The traditional fact of his giving information to Governor Leyba, in 1779, of the projected invasion, and the offer of aid, has caused this error. The register of the old Catholic church in St. Louis of the funeral obsequies of the persons massacred, furnishes incontestible evidence that the attack was on May 26th, 1780.
Aware that a report of his treasonable conduct had been forwarded to the Governor General at New Orleans, fearful of the consequences, and unable to sustain the scorn and indignation heaped upon him, Governor Leyba died shortly after the attack; having poisoned himself, as the creditable report was. Cartabona, his deputy, performed the functions of the office until the next year, when Don Francisco Cruzat, the predecessor of Leyba, and who had been supplanted by him in 1778, returned and assumed the command a second time.
In a few years after an important change was made in the government of Upper Louisiana, by the appointment of a commandant-general, or governor for that province, and a commandant, or lieutenant-governor for each district. The commandant-general was Don Carlos Dehault Delassus, and the lieut. governor of St. Louis district was an intelligent French gentleman of liberal principles, M. Zenon Trudeau.
We have given these facts of St. Louis history to explain why so many Americans had settled in the province before Father Clark made his first visit.
The attack on St. Louis from Canada, the detection of the meditated invasion by Colonel Clark, and the friendly intercourse between the French citizens of St. Louis and those of Illinois, induced the authorities of Louisiana to encourage the immigration of Americans from the United States to the Upper province. To this intent a movement was made by Don Guardoqui, Spanish minister to the government of the United States at Philadelphia, as early as 1787, when he proposed a plan of emigration from the western settlements to the country from Arkansas to the settlements on the Missouri.[43] Instructions were given to the commandants regulating the grants of land, and the conditions of admitting this class of immigrants. Instructions were issued by Gayoso, commandant-general, the first of January, 1798, from which we give an extract.[44] No settler was to be admitted in the province who was not a farmer or mechanic.
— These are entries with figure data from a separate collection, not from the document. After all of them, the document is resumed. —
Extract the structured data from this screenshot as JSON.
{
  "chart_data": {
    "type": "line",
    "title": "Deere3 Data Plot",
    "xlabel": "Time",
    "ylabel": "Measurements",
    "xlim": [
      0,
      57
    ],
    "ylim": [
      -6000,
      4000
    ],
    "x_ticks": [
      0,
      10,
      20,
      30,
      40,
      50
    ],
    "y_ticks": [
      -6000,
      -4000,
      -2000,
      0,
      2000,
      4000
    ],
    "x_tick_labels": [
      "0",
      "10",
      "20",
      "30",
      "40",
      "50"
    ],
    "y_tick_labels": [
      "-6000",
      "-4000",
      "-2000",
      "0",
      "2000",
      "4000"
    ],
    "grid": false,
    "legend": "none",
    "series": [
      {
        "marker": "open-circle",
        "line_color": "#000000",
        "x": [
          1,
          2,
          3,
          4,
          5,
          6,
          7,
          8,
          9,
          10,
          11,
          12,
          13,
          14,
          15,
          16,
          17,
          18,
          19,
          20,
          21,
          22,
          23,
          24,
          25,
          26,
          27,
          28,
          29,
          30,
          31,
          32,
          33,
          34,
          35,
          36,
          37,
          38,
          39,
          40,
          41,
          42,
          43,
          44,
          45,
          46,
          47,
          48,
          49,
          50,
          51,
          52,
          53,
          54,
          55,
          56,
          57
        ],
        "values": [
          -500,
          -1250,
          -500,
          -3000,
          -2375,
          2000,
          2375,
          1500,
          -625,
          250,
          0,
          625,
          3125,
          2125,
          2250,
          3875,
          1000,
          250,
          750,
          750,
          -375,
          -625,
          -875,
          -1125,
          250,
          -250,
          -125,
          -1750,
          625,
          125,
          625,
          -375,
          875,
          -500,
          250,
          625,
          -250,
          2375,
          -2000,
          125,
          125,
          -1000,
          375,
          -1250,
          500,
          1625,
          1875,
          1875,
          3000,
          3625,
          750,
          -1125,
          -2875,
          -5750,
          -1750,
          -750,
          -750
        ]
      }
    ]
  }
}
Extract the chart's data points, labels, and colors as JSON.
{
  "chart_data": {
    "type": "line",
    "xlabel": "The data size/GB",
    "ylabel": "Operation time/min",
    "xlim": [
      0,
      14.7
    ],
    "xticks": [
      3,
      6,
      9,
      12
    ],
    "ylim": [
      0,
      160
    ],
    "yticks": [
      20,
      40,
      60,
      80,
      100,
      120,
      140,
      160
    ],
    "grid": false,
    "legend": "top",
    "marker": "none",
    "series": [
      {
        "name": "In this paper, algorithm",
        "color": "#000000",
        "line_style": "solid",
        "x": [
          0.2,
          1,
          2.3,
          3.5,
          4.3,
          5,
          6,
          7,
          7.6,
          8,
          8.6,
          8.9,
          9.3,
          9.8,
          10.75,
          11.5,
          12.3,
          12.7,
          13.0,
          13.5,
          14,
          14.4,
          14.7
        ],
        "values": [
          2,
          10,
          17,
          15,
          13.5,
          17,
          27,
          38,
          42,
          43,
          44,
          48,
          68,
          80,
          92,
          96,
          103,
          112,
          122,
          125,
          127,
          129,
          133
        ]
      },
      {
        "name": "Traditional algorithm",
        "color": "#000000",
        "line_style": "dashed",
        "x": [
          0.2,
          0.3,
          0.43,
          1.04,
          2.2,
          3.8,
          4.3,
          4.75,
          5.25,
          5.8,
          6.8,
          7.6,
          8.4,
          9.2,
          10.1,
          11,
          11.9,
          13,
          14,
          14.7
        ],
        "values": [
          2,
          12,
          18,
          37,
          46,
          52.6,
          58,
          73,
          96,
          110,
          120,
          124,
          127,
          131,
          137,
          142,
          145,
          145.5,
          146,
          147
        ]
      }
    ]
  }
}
Of course practically, this included all who came. The sixth article provided for a limited degree of toleration to Protestants.
“Liberty of conscience is not to be extended beyond the first generation; the children of the emigrants must be Catholics.” [This of course required their baptism in the Catholic form, but it was not enforced.] “Emigrants not agreeing to this, must not be admitted, but removed, even when they bring property with them. This is to be explained to settlers, who do not profess the Catholic religion.”
We shall see in the sequel, how the liberal minded commandants interpreted this ordinance.
The seventh regulation, “Expressly recommended to the commandants to watch that no preacher of any religion but the Catholic, comes into the province.”
After the attack on St. Louis of 1780, measures were adopted to fortify the town more effectually, and in 1794 the garrison on the hill (now Third street, or Broadway) and the Government house were completed. In 1797, apprehensions were entertained of another invasion from Canada, and four stone towers, at equal distances, in a circular direction around the town, and a wooden block-house near the lower end, were erected. But their chief dependence for protection was the American emigrants who had been invited into the province by the liberal policy of grants of land, and the indulgence shown by the commandants. They were permitted to locate themselves in the country, and make farms, whereas the French families were required to live in villages, and cultivate their farms near by under an enclosure in common. At the transfer of the country in 1804, more than three-fifths of the inhabitants of Upper Louisiana were English Americans from the United States.[45]